Não voltar mais a casa. Não receber mais o meu pai e nem sequer o ver.
Como tinha o curso de professora do Ensino Básico, embora há anos não exercesse, conseguiu através do Ministério e com a ajuda do tio Alfredo um lugar numa escola perdida na província. Eu fiquei num colégio interno e em casa da avó.
O tio Alfredo veio despedir-se da mãe e apertaram as mãos numa demora que penso só mais tarde ter compreendido.
Depois a minha mãe lá se foi.
Vestida de luto e de tristeza.
Para os meninos e meninas dos confins do País.
Vinha buscar-me nas férias e passávamos os dias sempre juntas, nas serras, na companhia de gente rude.
Minha mãe tinha adoptado os longos silêncios mas levava-me sempre com a sua mão fortemente agarrada na minha, transmitindo-me a sua força e a sua confiança.
Estávamos em meados de Agosto quando o tio Alfredo se veio despedir pois tinha resolvido partir para o estrangeiro.
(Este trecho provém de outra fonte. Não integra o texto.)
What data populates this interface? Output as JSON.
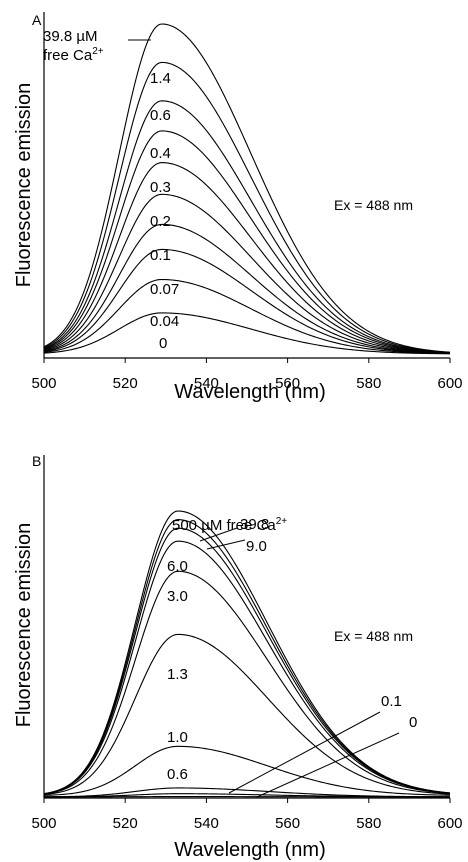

P tio Alfredo tinha servido sempre de intermediário entre a mãe e o pai e tratara de resolver para nós mil e um problemas que iam surgindo.
Mal o tio Alfredo chegou os olhos da minha mãe pareceram dois sóis de riso, embora a boca continuasse uma linha severa, os lábios entreabertos mostrando os dentes pequenos e perfeitos.
Depois conforme o tio falava os olhos perderam o riso e tornaram-se dois poços escuros e impenetráveis.
O tio Alfredo e a mãe olharam-se muito longamente e olharam para mim e os ombros da mãe curvaram-se como que suportando uma carga demasiado pesada.
Só muito mais tarde me apercebi de sentimentos tão profundos e problemas tão vários, diversos e difíceis.
As mãos da mãe agarraram as do tio Alfredo, afagaram-nas e apertaram-nas muito colocando-as depois sobre a minha cabeça.
Lembro-me do tio Alfredo a descer a estradinha depois de ter dado um beijo na testa da minha mãe. Ao longe ainda se virou uma vez e fez com a mão um gesto meio desajeitado de um infeliz adeus.
Durante o resto das férias a mãe foi toda ternura e amor para comigo.
Na sua voz quebrada e suave deu-me conselhos.
Levou-me depois para casa da avó e para o colégio, onde me deixou cheia de recomendações.
Lembrar-me-ei sempre dos seus longos silêncios tão carregados das coisas da vida que me faziam boiar nos olhos lágrimas de uma tristeza amarga.
Dias depois de eu estar no colégio e do tio Alfredo partir para o estrangeiro enforcou-se no seu quartinho obscuro nos confins da província.
Para que a corda com que se enforcou finalmente lhe estrangulasse as mágoas e lhe desfizesse aquele nó que a vida lhe criara e que há anos lhe sufocava a garganta.